Westminster John Knox Press
- Parent company: Presbyterian Publishing Corporation
- Country of origin: United States
- Headquarters location: Louisville, Kentucky
- Distribution: Self-distributed, fulfillment by Ingram (US) Norwich Books and Music (UK) Parasource Marketing & Distribution (Canada) St. Paul's India (India) Africa Christian Textbooks (Nigeria) SKS Books Warehouse (Singapore) Christian Book Discounters, Methodist Publishing House (South Africa) John Garratt Publishing, MediaCom Education (Australia)
- Publication types: Books
- Official website: www.wjkbooks.com

= Westminster John Knox Press =

Christian books publisher

Westminster John Knox Press is an American publisher of Christian books located in Louisville, Kentucky and is part of Presbyterian Publishing Corporation, the publishing arm of the Louisville, Kentucky-based Presbyterian Church (U.S.A.).

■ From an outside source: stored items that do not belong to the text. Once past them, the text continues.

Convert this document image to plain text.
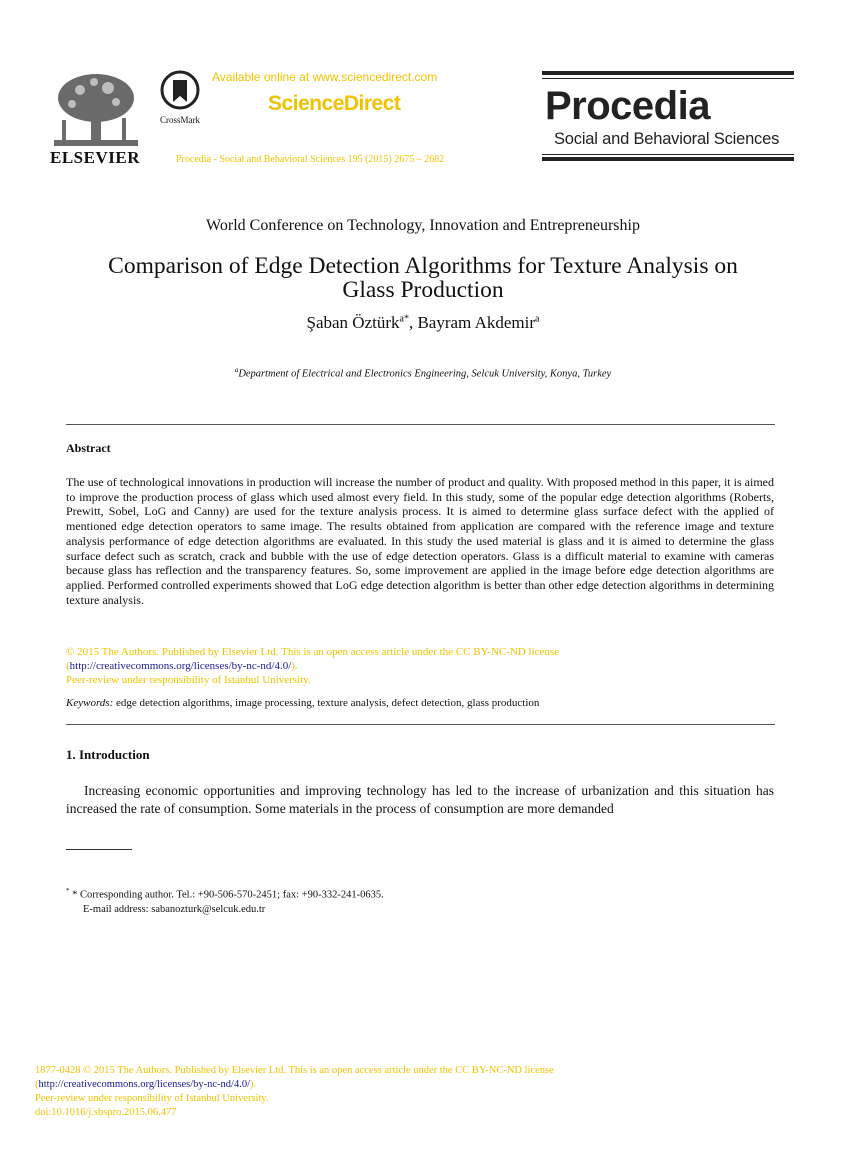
ELSEVIER
CrossMark
Available online at www.sciencedirect.com
ScienceDirect
Procedia - Social and Behavioral Sciences 195 (2015) 2675 – 2682
Procedia
Social and Behavioral Sciences
World Conference on Technology, Innovation and Entrepreneurship
Comparison of Edge Detection Algorithms for Texture Analysis on
Glass Production
Şaban Öztürk$^{a*}$, Bayram Akdemir$^a$
$^a$Department of Electrical and Electronics Engineering, Selcuk University, Konya, Turkey
Abstract
The use of technological innovations in production will increase the number of product and quality. With proposed method in this paper, it is aimed to improve the production process of glass which used almost every field. In this study, some of the popular edge detection algorithms (Roberts, Prewitt, Sobel, LoG and Canny) are used for the texture analysis process. It is aimed to determine glass surface defect with the applied of mentioned edge detection operators to same image. The results obtained from application are compared with the reference image and texture analysis performance of edge detection algorithms are evaluated. In this study the used material is glass and it is aimed to determine the glass surface defect such as scratch, crack and bubble with the use of edge detection operators. Glass is a difficult material to examine with cameras because glass has reflection and the transparency features. So, some improvement are applied in the image before edge detection algorithms are applied. Performed controlled experiments showed that LoG edge detection algorithm is better than other edge detection algorithms in determining texture analysis.
© 2015 The Authors. Published by Elsevier Ltd. This is an open access article under the CC BY-NC-ND license
(http://creativecommons.org/licenses/by-nc-nd/4.0/).
Peer-review under responsibility of Istanbul University.
Keywords: edge detection algorithms, image processing, texture analysis, defect detection, glass production
1. Introduction
Increasing economic opportunities and improving technology has led to the increase of urbanization and this situation has increased the rate of consumption. Some materials in the process of consumption are more demanded
* * Corresponding author. Tel.: +90-506-570-2451; fax: +90-332-241-0635.
E-mail address: sabanozturk@selcuk.edu.tr
1877-0428 © 2015 The Authors. Published by Elsevier Ltd. This is an open access article under the CC BY-NC-ND license
(http://creativecommons.org/licenses/by-nc-nd/4.0/).
Peer-review under responsibility of Istanbul University.
doi:10.1016/j.sbspro.2015.06.477
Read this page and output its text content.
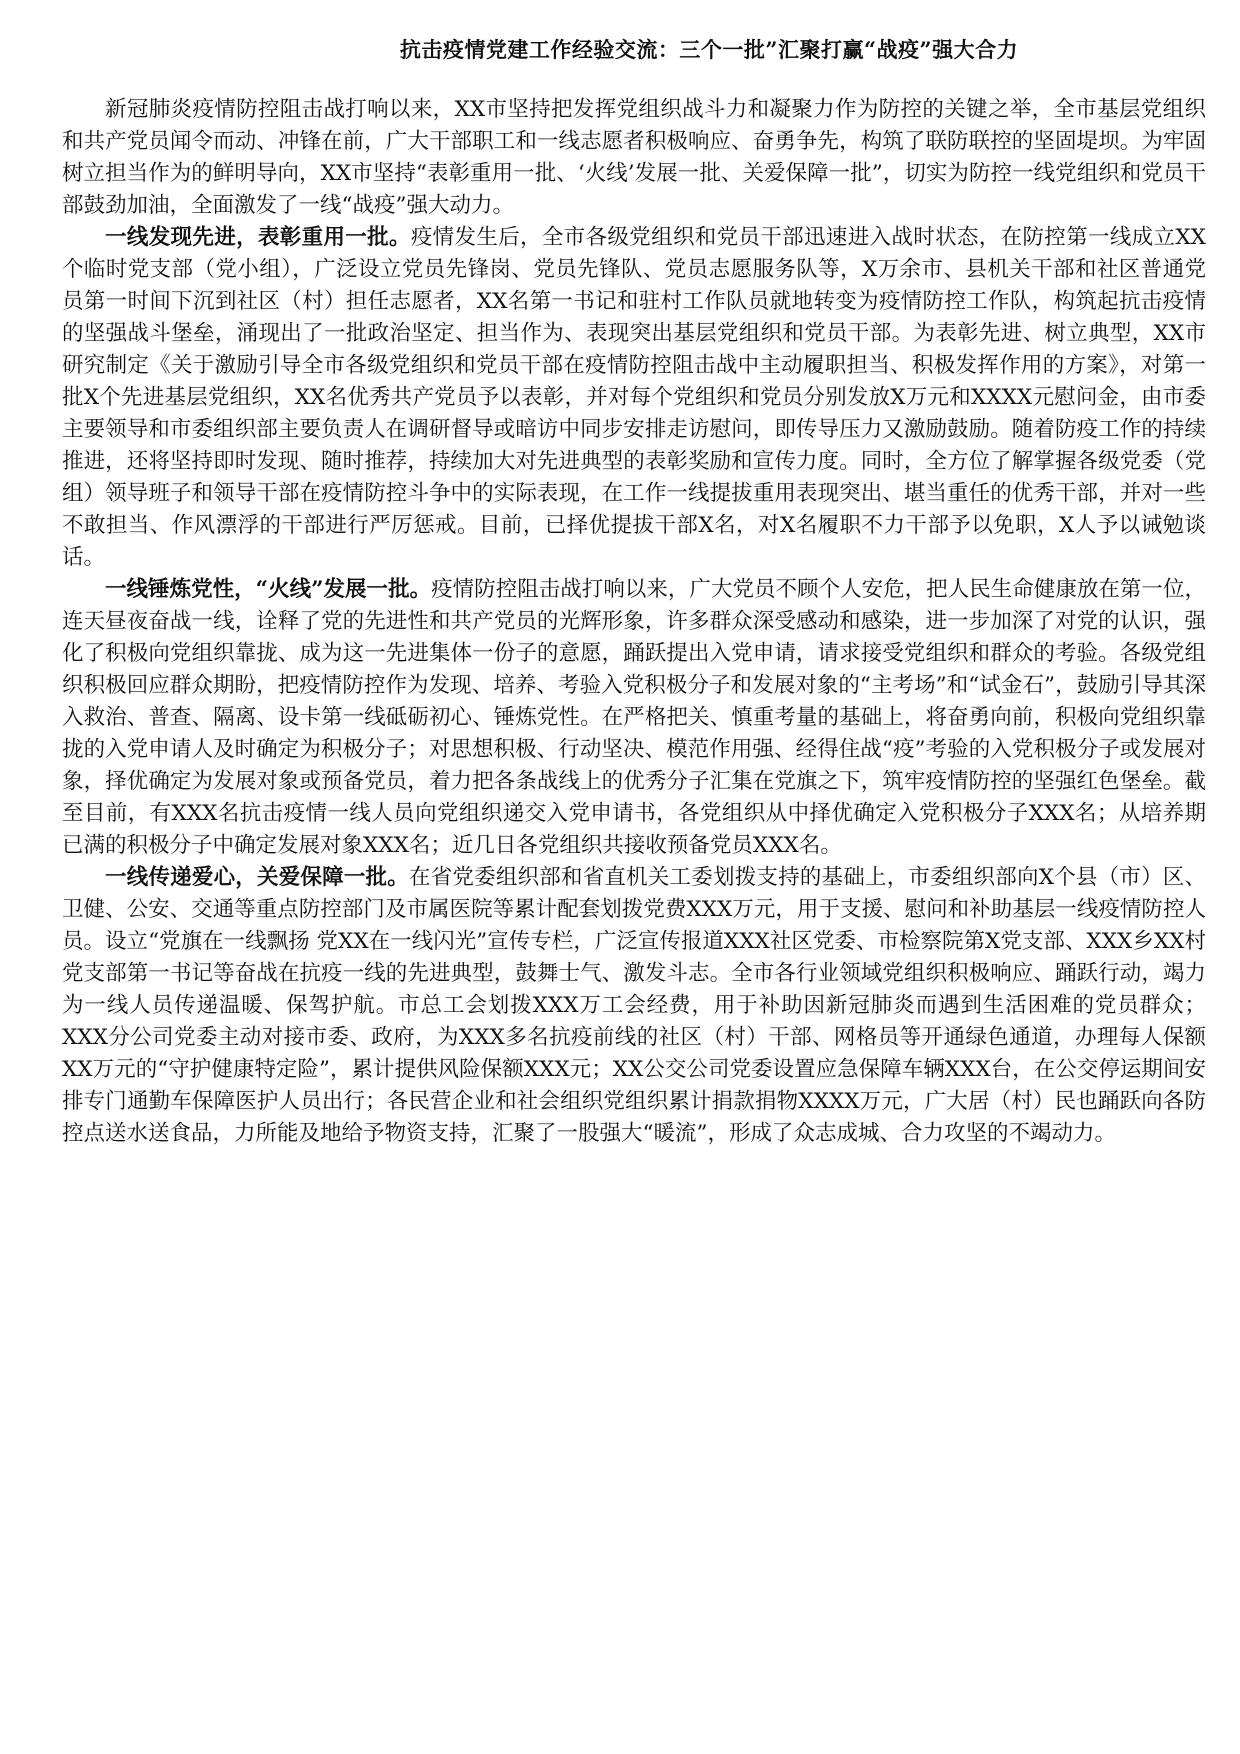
抗击疫情党建工作经验交流：三个一批”汇聚打赢“战疫”强大合力

新冠肺炎疫情防控阻击战打响以来，XX市坚持把发挥党组织战斗力和凝聚力作为防控的关键之举，全市基层党组织和共产党员闻令而动、冲锋在前，广大干部职工和一线志愿者积极响应、奋勇争先，构筑了联防联控的坚固堤坝。为牢固树立担当作为的鲜明导向，XX市坚持“表彰重用一批、‘火线’发展一批、关爱保障一批”，切实为防控一线党组织和党员干部鼓劲加油，全面激发了一线“战疫”强大动力。

一线发现先进，表彰重用一批。疫情发生后，全市各级党组织和党员干部迅速进入战时状态，在防控第一线成立XX个临时党支部（党小组），广泛设立党员先锋岗、党员先锋队、党员志愿服务队等，X万余市、县机关干部和社区普通党员第一时间下沉到社区（村）担任志愿者，XX名第一书记和驻村工作队员就地转变为疫情防控工作队，构筑起抗击疫情的坚强战斗堡垒，涌现出了一批政治坚定、担当作为、表现突出基层党组织和党员干部。为表彰先进、树立典型，XX市研究制定《关于激励引导全市各级党组织和党员干部在疫情防控阻击战中主动履职担当、积极发挥作用的方案》，对第一批X个先进基层党组织，XX名优秀共产党员予以表彰，并对每个党组织和党员分别发放X万元和XXXX元慰问金，由市委主要领导和市委组织部主要负责人在调研督导或暗访中同步安排走访慰问，即传导压力又激励鼓励。随着防疫工作的持续推进，还将坚持即时发现、随时推荐，持续加大对先进典型的表彰奖励和宣传力度。同时，全方位了解掌握各级党委（党组）领导班子和领导干部在疫情防控斗争中的实际表现，在工作一线提拔重用表现突出、堪当重任的优秀干部，并对一些不敢担当、作风漂浮的干部进行严厉惩戒。目前，已择优提拔干部X名，对X名履职不力干部予以免职，X人予以诫勉谈话。

一线锤炼党性，“火线”发展一批。疫情防控阻击战打响以来，广大党员不顾个人安危，把人民生命健康放在第一位，连天昼夜奋战一线，诠释了党的先进性和共产党员的光辉形象，许多群众深受感动和感染，进一步加深了对党的认识，强化了积极向党组织靠拢、成为这一先进集体一份子的意愿，踊跃提出入党申请，请求接受党组织和群众的考验。各级党组织积极回应群众期盼，把疫情防控作为发现、培养、考验入党积极分子和发展对象的“主考场”和“试金石”，鼓励引导其深入救治、普查、隔离、设卡第一线砥砺初心、锤炼党性。在严格把关、慎重考量的基础上，将奋勇向前，积极向党组织靠拢的入党申请人及时确定为积极分子；对思想积极、行动坚决、模范作用强、经得住战“疫”考验的入党积极分子或发展对象，择优确定为发展对象或预备党员，着力把各条战线上的优秀分子汇集在党旗之下，筑牢疫情防控的坚强红色堡垒。截至目前，有XXX名抗击疫情一线人员向党组织递交入党申请书，各党组织从中择优确定入党积极分子XXX名；从培养期已满的积极分子中确定发展对象XXX名；近几日各党组织共接收预备党员XXX名。

一线传递爱心，关爱保障一批。在省党委组织部和省直机关工委划拨支持的基础上，市委组织部向X个县（市）区、卫健、公安、交通等重点防控部门及市属医院等累计配套划拨党费XXX万元，用于支援、慰问和补助基层一线疫情防控人员。设立“党旗在一线飘扬 党XX在一线闪光”宣传专栏，广泛宣传报道XXX社区党委、市检察院第X党支部、XXX乡XX村党支部第一书记等奋战在抗疫一线的先进典型，鼓舞士气、激发斗志。全市各行业领域党组织积极响应、踊跃行动，竭力为一线人员传递温暖、保驾护航。市总工会划拨XXX万工会经费，用于补助因新冠肺炎而遇到生活困难的党员群众；XXX分公司党委主动对接市委、政府，为XXX多名抗疫前线的社区（村）干部、网格员等开通绿色通道，办理每人保额XX万元的“守护健康特定险”，累计提供风险保额XXX元；XX公交公司党委设置应急保障车辆XXX台，在公交停运期间安排专门通勤车保障医护人员出行；各民营企业和社会组织党组织累计捐款捐物XXXX万元，广大居（村）民也踊跃向各防控点送水送食品，力所能及地给予物资支持，汇聚了一股强大“暖流”，形成了众志成城、合力攻坚的不竭动力。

Their publishing focus is on books in "theology, biblical studies, preaching, worship, ethics, religion and culture, and other related fields for four main markets: scholars and students in colleges, universities, seminaries, and divinity schools; preachers, educators, and counselors working in churches; members of mainline Protestant congregations; and general readers. Geneva Press publishes books specifically related to the Presbyterian Church (U.S.A.)."

==History==
Westminster John Knox Press is the result of a merger in 1988 of the publishing companies Westminster Press and John Knox Press. It publishes scholarly works in religion and theology for the academic community, for congregations, and resources for teaching and ruling elders. It also publishes "nationally recognized trade books for general readers, and essential resources for ministry and the life of faith". It currently has over 1,600 books in print, and has been publishing books and other materials since 1838. In 2001, it had to reduce staff by 20%.